College of Artificial Intelligence, Guangxi University for Nationalities, Nanning 530006, China.
Key Laboratory of Guangxi High Schools Complex System and Computational Intelligence, Nanning 530006, China.
Math Biosci Eng. 2022 Jan 4;19(3):2240-2285. doi: 10.3934/mbe.2022105.
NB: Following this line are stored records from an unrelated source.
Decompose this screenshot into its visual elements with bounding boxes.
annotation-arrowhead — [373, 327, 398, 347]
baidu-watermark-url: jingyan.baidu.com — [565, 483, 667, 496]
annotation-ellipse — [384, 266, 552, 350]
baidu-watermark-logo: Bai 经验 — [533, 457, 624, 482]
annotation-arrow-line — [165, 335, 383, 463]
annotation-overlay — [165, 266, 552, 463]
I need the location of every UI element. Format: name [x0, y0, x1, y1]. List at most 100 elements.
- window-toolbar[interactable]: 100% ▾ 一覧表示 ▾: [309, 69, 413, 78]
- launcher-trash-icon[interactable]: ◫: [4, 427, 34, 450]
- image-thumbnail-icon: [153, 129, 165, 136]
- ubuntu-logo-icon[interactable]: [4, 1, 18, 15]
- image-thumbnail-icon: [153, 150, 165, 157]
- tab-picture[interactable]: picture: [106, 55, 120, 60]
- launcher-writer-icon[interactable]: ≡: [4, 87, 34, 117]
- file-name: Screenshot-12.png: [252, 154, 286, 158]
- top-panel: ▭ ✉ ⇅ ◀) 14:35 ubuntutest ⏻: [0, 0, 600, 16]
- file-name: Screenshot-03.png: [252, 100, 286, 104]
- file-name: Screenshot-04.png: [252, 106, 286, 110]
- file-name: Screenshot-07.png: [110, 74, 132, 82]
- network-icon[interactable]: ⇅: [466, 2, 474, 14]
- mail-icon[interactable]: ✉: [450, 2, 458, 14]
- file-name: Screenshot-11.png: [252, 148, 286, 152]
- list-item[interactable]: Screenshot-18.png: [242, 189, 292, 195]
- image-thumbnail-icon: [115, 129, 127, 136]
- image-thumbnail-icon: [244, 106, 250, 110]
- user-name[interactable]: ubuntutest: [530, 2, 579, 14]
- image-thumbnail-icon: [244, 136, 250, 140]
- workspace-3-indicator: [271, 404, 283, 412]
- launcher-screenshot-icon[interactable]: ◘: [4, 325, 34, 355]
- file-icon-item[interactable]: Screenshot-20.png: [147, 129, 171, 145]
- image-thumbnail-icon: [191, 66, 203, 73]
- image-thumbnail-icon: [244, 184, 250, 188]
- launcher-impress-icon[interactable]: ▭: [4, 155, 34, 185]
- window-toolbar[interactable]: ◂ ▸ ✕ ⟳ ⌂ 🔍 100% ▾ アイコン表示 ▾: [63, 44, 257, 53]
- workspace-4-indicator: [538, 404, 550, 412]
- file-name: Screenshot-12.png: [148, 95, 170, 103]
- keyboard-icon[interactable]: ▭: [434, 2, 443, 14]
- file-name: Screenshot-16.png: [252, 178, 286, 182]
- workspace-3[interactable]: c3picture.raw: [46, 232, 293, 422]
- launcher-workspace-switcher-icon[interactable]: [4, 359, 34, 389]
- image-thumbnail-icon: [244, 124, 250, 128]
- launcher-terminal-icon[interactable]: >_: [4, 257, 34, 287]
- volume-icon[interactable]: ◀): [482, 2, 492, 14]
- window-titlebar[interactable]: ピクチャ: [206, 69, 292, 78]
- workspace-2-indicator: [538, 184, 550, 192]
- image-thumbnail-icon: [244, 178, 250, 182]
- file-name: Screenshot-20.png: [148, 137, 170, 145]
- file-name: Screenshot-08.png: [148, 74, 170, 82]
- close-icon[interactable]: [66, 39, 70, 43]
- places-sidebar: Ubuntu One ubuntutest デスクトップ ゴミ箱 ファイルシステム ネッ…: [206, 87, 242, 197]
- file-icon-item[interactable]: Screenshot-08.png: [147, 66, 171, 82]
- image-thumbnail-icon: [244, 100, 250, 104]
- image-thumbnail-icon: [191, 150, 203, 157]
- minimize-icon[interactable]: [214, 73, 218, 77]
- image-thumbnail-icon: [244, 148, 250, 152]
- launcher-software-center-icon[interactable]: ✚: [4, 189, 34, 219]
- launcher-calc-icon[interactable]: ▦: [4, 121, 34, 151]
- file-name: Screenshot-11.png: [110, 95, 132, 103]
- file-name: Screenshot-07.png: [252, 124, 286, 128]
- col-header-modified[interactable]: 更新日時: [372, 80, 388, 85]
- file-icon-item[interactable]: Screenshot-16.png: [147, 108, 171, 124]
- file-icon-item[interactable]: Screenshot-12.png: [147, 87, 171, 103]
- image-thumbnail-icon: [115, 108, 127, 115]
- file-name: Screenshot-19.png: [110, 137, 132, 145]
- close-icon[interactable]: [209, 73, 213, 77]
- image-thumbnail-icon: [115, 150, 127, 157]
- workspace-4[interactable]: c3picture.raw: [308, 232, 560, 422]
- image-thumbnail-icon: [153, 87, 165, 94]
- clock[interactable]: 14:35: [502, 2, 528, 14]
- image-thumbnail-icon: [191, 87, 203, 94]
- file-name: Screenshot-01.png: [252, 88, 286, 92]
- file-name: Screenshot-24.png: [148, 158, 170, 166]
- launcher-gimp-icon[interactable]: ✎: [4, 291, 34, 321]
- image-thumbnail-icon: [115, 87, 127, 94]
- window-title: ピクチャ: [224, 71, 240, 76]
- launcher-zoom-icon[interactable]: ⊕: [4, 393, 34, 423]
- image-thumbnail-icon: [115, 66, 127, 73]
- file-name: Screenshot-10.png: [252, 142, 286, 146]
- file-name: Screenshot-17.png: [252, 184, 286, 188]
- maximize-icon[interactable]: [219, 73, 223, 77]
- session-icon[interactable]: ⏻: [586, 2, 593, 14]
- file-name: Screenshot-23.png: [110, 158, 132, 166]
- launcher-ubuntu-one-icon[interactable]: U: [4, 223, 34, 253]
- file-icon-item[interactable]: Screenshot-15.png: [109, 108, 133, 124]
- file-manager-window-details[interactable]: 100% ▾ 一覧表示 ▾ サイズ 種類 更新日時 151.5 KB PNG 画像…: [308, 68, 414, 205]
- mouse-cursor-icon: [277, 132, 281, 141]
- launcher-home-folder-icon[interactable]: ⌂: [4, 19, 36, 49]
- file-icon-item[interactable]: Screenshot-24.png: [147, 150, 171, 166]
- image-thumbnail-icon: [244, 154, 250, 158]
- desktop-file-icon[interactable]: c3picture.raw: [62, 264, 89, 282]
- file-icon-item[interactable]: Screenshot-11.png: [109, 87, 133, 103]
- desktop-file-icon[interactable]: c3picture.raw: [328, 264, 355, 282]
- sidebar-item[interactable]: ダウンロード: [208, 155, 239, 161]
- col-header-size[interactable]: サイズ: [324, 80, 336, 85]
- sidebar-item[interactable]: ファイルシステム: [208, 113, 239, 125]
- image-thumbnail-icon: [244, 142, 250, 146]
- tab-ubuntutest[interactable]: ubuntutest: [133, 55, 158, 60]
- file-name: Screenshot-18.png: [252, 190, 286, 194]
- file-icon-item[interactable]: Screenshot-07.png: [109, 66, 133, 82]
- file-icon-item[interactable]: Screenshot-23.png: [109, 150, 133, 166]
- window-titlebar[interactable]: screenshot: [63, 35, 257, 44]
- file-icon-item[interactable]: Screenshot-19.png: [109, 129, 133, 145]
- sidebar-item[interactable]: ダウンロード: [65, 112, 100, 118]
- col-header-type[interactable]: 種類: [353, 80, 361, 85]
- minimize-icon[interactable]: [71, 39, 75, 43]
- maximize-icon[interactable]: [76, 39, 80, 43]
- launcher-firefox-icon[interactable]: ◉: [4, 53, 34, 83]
The slime mould algorithm (SMA) is a metaheuristic algorithm recently proposed, which is inspired by the oscillations of slime mould. Similar to other algorithms, SMA also has some disadvantages such as insufficient balance between exploration and exploitation, and easy to fall into local optimum. This paper, an improved SMA based on dominant swarm with adaptive t-distribution mutation (DTSMA) is proposed. In DTSMA, the dominant swarm is used improved the SMA's convergence speed, and the adaptive t-distribution mutation balances is used enhanced the exploration and exploitation ability. In addition, a new exploitation mechanism is hybridized to increase the diversity of populations. The performances of DTSMA are verified on CEC2019 functions and eight engineering design problems. The results show that for the CEC2019 functions, the DTSMA performances are best; for the engineering problems, DTSMA obtains better results than SMA and many algorithms in the literature when the constraints are satisfied. Furthermore, DTSMA is used to solve the inverse kinematics problem for a 7-DOF robot manipulator. The overall results show that DTSMA has a strong optimization ability. Therefore, the DTSMA is a promising metaheuristic optimization for global optimization problems.
粘菌算法(SMA)是一种最近提出的元启发式算法,它是受粘菌的振荡启发而来的。与其他算法类似,SMA 也存在一些缺点,例如探索和开发之间的平衡不足,容易陷入局部最优。本文提出了一种基于优势种群的改进 SMA,具有自适应 t 分布突变(DTSMA)。在 DTSMA 中,优势种群用于改进 SMA 的收敛速度,自适应 t 分布突变平衡用于增强探索和开发能力。此外,还杂交了一种新的开发机制来增加种群的多样性。在 CEC2019 函数和八个工程设计问题上验证了 DTSMA 的性能。结果表明,对于 CEC2019 函数,DTSMA 的性能最佳;对于工程问题,在满足约束的情况下,DTSMA 比 SMA 和文献中的许多算法获得了更好的结果。此外,DTSMA 用于求解 7 自由度机器人机械手的逆运动学问题。总体结果表明,DTSMA 具有很强的优化能力。因此,DTSMA 是一种很有前途的全局优化元启发式优化算法。